H. Minutes of Meeting
- Maintenance of Minute: Every company shall keep a distinct Minutes book for Meeting of the Members of the Company, creditors and others as may be required under the Act. Minutes shall be recorded in books maintained for that purpose. It can be maintained in physical or in electronic form with Timestamp. Each pages of the Minute Book shall be consecutively numbered. Minute shall not be pasted or attached to the Minute Book, or tampered with in any manner. If maintained in loose- leaf form, shall be bound periodically depending on the size and volume. It shall be maintained at the Registered Office of the Company or such other place as may be approved by the Board.
- Contents of Minute: Minute shall state, at the beginning the Meeting, name of the Company, day, date, venue and time of commencement and conclusion of the Meeting. In case a meeting is adjourned, the Minute shall be entered in respect of the original as well as the adjourned Meeting. It shall contain the name of the Directors and Company Secretary present at the Meeting. The name of the Directors shall be itemized in alphabetical order or in any logical manner, but in either case starting with the name of the person in chair.
- Recording of Minute: Minute shall contain a fair and correct summary of the proceeding of the Meeting. The Company Secretary, if any, shall record the proceeding of the meeting. In case the Company does not have a Company Secretary then it shall be recorded by any other person duly authorized by the Board or by the Chairman. The Chairman shall ensure that the proceedings of the meeting are correctly entered. Minute shall be written in clear, concise, third person and past tense. Resolution shall however be written in present tense.
- Entry in the Minute Book: Minute of the original or adjourned meeting, if any, shall be entered in the Minute Book within 30 days from the date of the respective meeting.

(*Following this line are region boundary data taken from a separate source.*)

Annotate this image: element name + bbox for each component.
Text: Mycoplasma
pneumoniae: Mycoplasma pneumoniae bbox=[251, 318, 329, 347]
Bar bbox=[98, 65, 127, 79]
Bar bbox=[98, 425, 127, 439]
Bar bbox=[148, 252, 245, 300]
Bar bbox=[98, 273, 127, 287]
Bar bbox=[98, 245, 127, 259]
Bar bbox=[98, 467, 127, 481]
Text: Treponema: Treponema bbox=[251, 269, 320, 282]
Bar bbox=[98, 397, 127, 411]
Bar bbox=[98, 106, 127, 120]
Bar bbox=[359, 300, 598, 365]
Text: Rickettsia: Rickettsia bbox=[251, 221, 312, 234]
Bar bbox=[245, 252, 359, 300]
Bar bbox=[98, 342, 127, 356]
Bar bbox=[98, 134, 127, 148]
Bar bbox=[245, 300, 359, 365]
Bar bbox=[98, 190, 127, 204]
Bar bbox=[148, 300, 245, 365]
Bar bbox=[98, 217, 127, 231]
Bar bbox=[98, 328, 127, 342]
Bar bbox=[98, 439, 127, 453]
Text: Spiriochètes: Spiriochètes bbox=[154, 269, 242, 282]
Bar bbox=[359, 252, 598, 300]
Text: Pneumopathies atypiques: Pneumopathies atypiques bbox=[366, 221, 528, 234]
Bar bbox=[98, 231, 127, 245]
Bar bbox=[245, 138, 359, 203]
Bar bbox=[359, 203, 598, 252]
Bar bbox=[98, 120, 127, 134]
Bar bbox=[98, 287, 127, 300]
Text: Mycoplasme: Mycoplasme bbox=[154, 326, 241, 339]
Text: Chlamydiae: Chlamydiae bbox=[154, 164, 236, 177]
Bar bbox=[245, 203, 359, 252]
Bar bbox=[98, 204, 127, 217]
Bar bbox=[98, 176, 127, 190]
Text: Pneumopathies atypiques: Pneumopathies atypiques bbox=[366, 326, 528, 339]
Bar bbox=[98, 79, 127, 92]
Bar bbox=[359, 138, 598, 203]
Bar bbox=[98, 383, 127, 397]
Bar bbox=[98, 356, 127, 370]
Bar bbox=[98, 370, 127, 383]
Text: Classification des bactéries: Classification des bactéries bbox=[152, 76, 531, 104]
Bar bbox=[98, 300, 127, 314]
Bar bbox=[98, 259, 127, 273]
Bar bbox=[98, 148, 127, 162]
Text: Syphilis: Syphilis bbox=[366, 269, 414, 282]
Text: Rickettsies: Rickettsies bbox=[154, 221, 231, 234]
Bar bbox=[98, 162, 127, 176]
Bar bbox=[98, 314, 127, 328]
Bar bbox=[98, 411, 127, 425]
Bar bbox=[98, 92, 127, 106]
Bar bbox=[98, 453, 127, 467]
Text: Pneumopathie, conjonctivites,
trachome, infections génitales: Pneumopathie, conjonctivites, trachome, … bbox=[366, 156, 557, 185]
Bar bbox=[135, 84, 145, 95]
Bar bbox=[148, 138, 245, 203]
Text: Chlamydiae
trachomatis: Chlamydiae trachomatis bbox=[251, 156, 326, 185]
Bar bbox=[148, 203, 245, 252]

The date of entry in the Minute Book shall be recorded by the Company Secretary of the Company, in case the Company does not have a Company Secretary, it shall be recorded by any other person duly authorized by the Board or by the Chairman.
- Signing and dating of Minute: Minutes of a General Meeting shall be signed and dated by the Chairman of the Meeting or in the event of death or inability of that Chairman, by any Director who was present in the Meeting and duly authorised by the Board for the purpose, within thirty (30) days of the General Meeting. The Chairman shall initial each page of the Minutes Book, sign the last page and append to such signature the date and the place where he has signed the Minutes. If Minutes are maintained in electronic form, the Chairman shall sign the Minutes digitally.
- Inspection and Extracts of Minutes: Directors and Members are entitled to inspect the Minutes of all General Meeting including Resolutions passed by postal ballot during business hours of the Company, without charge, subject to such reasonable restriction as the Company may, by its Articles or in General Meeting, impose so, however, that not less than two hours in each business day are allowed for inspection. Extracts of the Minutes shall be given only after the Minutes have been signed. However, any Resolution passed at a Meeting may be issued even pending signing of the Minutes, provided the same is certified by the Chairman or any Director or the Company Secretary.
- Preservation of Minutes and other Records: Minutes of all Meeting shall be preserved permanently in physical or in electronic form with Timestamp. Office copies of Notices, Scrutiniser’s report, and other and other related papers shall be preserved in good order in physical or in electronic form for as long as they remain current or for eight financial years, whichever is later and may be destroyed thereafter with the approval of the Board.
- Safe Custody of Minute Book: Minute Book shall be kept in the safe custody of the Company Secretary. In case there is no Company Secretary, it shall be kept in the custody of any director duly authorized by the Board.